La discusión se volvía áspera cuando hablaban del hambre. «Mira, Diego, la democracia en México es inexistente. Un analfabeto no puede votar ni elegir. ¿Qué va a saber lo que es un programa político? Necesita un mínimo nivel económico que defienda su decisión. ¿Qué defiende un pobre sin salario? Eso es lo que estamos viviendo todos los días». «Según tú, Lencho, ¿cuál es la solución si los mexicanos no tienen ni voz ni voto en las decisiones de gobierno?». Lorenzo insistía en la educación y se deshacía en críticas contra la Iglesia, ese gran estorbo para el desarrollo social de México. «Hijito, aguanta, porque tuyo será el reino de los cielos». La Iglesia Católica había capado a millones de mexicanos echándolos a la calle, inermes ante los acontecimientos, y eso Lorenzo no lo perdonaba. «No todos son así, Lencho». Por toda respuesta, su amigo le dijo que lo llevaría a Tepetzintla, en la sierra norte de Puebla, a tres horas de Zacatlán de las Manzanas. «En esa hondonada donde todos caminan descalzos, con su mecapal en la cabeza para acarrear leña, tengo un compadre que trabaja por una miseria en una parcela que no es suya y me dice “Comer es como tomar. En exceso hace daño. ” Sus niños son pequeñísimos y no van a crecer, sufren un alto grado de desnutrición, tienen diez años y parecen de seis. “Así como los ve de chiquitos, están tan hechos al hambre que muchos no quieren comer.” Cuando voy a visitarlos, Diego, se esconden. Si vieras su piel manchada y sus grandes ojeras, sentirías la misma rabia impotente que yo».

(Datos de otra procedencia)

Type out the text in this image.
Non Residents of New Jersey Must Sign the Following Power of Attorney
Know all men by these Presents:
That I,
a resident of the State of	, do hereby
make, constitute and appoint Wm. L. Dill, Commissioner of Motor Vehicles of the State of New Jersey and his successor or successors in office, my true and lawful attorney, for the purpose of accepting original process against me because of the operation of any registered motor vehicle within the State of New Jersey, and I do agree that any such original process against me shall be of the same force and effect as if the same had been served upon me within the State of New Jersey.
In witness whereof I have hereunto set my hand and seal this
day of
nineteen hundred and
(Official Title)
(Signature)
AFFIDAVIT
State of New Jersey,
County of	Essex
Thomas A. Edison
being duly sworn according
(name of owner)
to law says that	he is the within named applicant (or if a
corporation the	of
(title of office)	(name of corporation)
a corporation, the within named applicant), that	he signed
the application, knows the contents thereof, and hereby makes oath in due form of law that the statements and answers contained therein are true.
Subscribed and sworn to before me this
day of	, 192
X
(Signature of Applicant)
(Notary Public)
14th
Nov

—¿Cuándo vienes a México, hermano?

—A la Universidad y a Tacubaya voy cuatro días a la semana, pero cada vez me siento más ajeno a la vida de la ciudad.

—No deberías aislarte tanto. El jueves de la semana que entra doy una cena, vente.

—La verdad, creo que mi comportamiento sería el del abominable hombre de las nieves.

—Mejor, porque tengo una reina de las nieves que presentarte. Mi mujer recibe muy bien y en la biblioteca te esperan varios volúmenes que no conoces.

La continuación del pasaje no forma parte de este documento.